CAPÍTULO XXI - Cândido e Martin aproximam-se das costas de França e filosofam Avistaram-se por fim as costas de França.
- Já alguma vez estivestes em França, Sr. Martin? - perguntou Cândido.
- Sim - respondeu-lhe este - já percorri várias províncias. Há umas tantas em que metade dos habitantes são doidos, outras em que se vive da astúcia, algumas em que são bons, mas estúpidos, e ainda aquelas em que abundam os pretensiosos. Em todas, a principal ocupação é o amor, a segunda a má-língua e a terceira proferirem tolices.
- Mas estivestes em Paris, Sr. Martin? - interrogou Cândido.
- Sim, estive em Paris. Ê uma cidade que alberga pessoas de todas as espécies. Ê um caos, uma amálgama em que toda a gente procura o prazer e em que quase ninguém o encontra, pelo menos assim me pareceu. Estive lá pouco tempo. Logo ao chegar, os gatunos, na Feira de Saint-Germain, roubaram-me tudo o que levava comigo. Depois fui tomado por ladrão e meteram-me oito dias na prisão. Nessa altura fiz-me revisor de provas de imprensa, para ganhar o bastante para poder regressar a pé à Holanda. Conheci a canalha que escreve, a canalha que intriga e a canalha que conspira. Diz-se que há pessoas muito distintas naquela cidade: bem gostaria de o acreditar.

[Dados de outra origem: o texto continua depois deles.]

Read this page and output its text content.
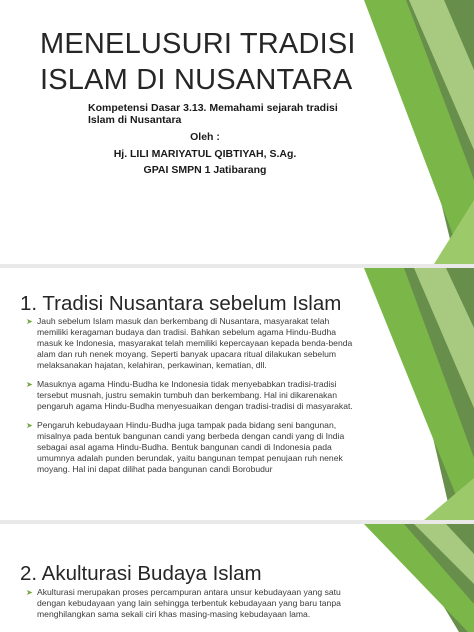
MENELUSURI TRADISI
ISLAM DI NUSANTARA
Kompetensi Dasar 3.13. Memahami sejarah tradisi Islam di Nusantara
Oleh :
Hj. LILI MARIYATUL QIBTIYAH, S.Ag.
GPAI SMPN 1 Jatibarang
1. Tradisi Nusantara sebelum Islam
➤ Jauh sebelum Islam masuk dan berkembang di Nusantara, masyarakat telah memiliki keragaman budaya dan tradisi. Bahkan sebelum agama Hindu-Budha masuk ke Indonesia, masyarakat telah memiliki kepercayaan kepada benda-benda alam dan ruh nenek moyang. Seperti banyak upacara ritual dilakukan sebelum melaksanakan hajatan, kelahiran, perkawinan, kematian, dll.
➤ Masuknya agama Hindu-Budha ke Indonesia tidak menyebabkan tradisi-tradisi tersebut musnah, justru semakin tumbuh dan berkembang. Hal ini dikarenakan pengaruh agama Hindu-Budha menyesuaikan dengan tradisi-tradisi di masyarakat.
➤ Pengaruh kebudayaan Hindu-Budha juga tampak pada bidang seni bangunan, misalnya pada bentuk bangunan candi yang berbeda dengan candi yang di India sebagai asal agama Hindu-Budha. Bentuk bangunan candi di Indonesia pada umumnya adalah punden berundak, yaitu bangunan tempat penujaan ruh nenek moyang. Hal ini dapat dilihat pada bangunan candi Borobudur
2. Akulturasi Budaya Islam
➤ Akulturasi merupakan proses percampuran antara unsur kebudayaan yang satu dengan kebudayaan yang lain sehingga terbentuk kebudayaan yang baru tanpa menghilangkan sama sekali ciri khas masing-masing kebudayaan lama.
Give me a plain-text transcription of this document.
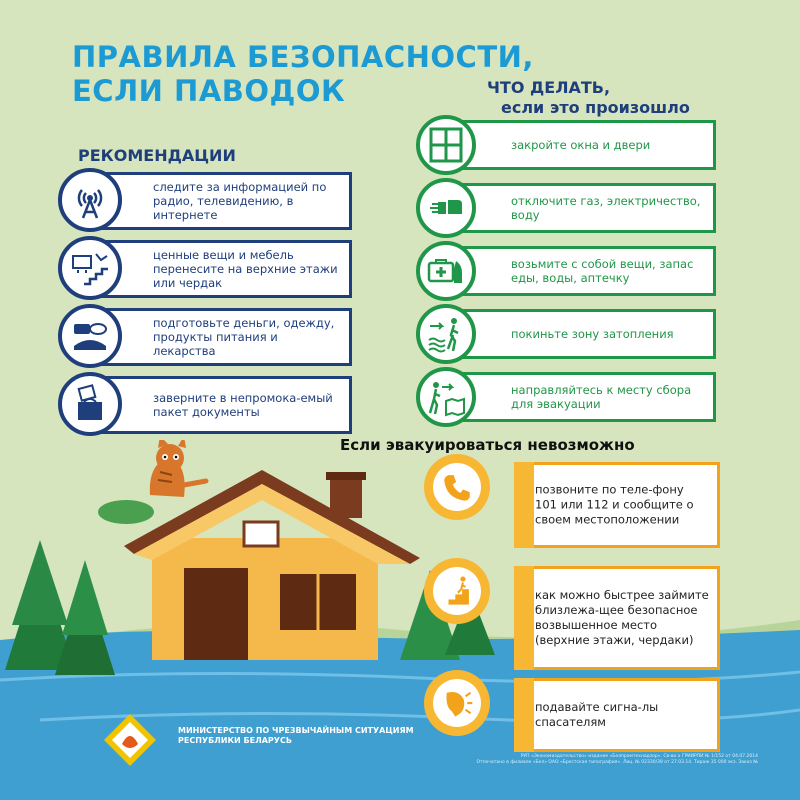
ПРАВИЛА БЕЗОПАСНОСТИ,
ЕСЛИ ПАВОДОК
РЕКОМЕНДАЦИИ
ЧТО ДЕЛАТЬ,
если это произошло
следите за информацией по радио, телевидению, в интернете
ценные вещи и мебель перенесите на верхние этажи или чердак
подготовьте деньги, одежду, продукты питания и лекарства
заверните в непромока-емый пакет документы
закройте окна и двери
отключите газ, электричество, воду
возьмите с собой вещи, запас еды, воды, аптечку
покиньте зону затопления
направляйтесь к месту сбора для эвакуации
Если эвакуироваться невозможно
позвоните по теле-фону 101 или 112 и сообщите о своем местоположении
как можно быстрее займите близлежа-щее безопасное возвышенное место (верхние этажи, чердаки)
подавайте сигна-лы спасателям
МИНИСТЕРСТВО ПО ЧРЕЗВЫЧАЙНЫМ СИТУАЦИЯМ
РЕСПУБЛИКИ БЕЛАРУСЬ
РУП «Экономиздательство» издание «Белпромтехнадзор». Св-во о ГРИИРПИ № 1/152 от 04.07.2014
Отпечатано в филиале «Бел» ОАО «Брестская типография». Лиц. № 02330/39 от 27.03.14. Тираж 35 000 экз. Заказ №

- Quanto a mim, não tenho curiosidade alguma em ver a França - disse Cândido. - Compreendereis facilmente que quando se passou um mês no Eldorado se não tenha outro desejo na Terra que voltar a ver a menina Cunegundes. Vou esperá-la a Veneza e atravessarei a França apenas de passagem para Itália. Querereis acompanhar-me?
- De boa vontade - respondeu Martin. - Dizem que Veneza só é boa para os nobres venezianos; contudo, também recebe primorosamente os estrangeiros quando eles tenham muito dinheiro: eu não tenho nenhum, mas vós tendes bastante, e por isso seguir-vos-ei para toda a parte.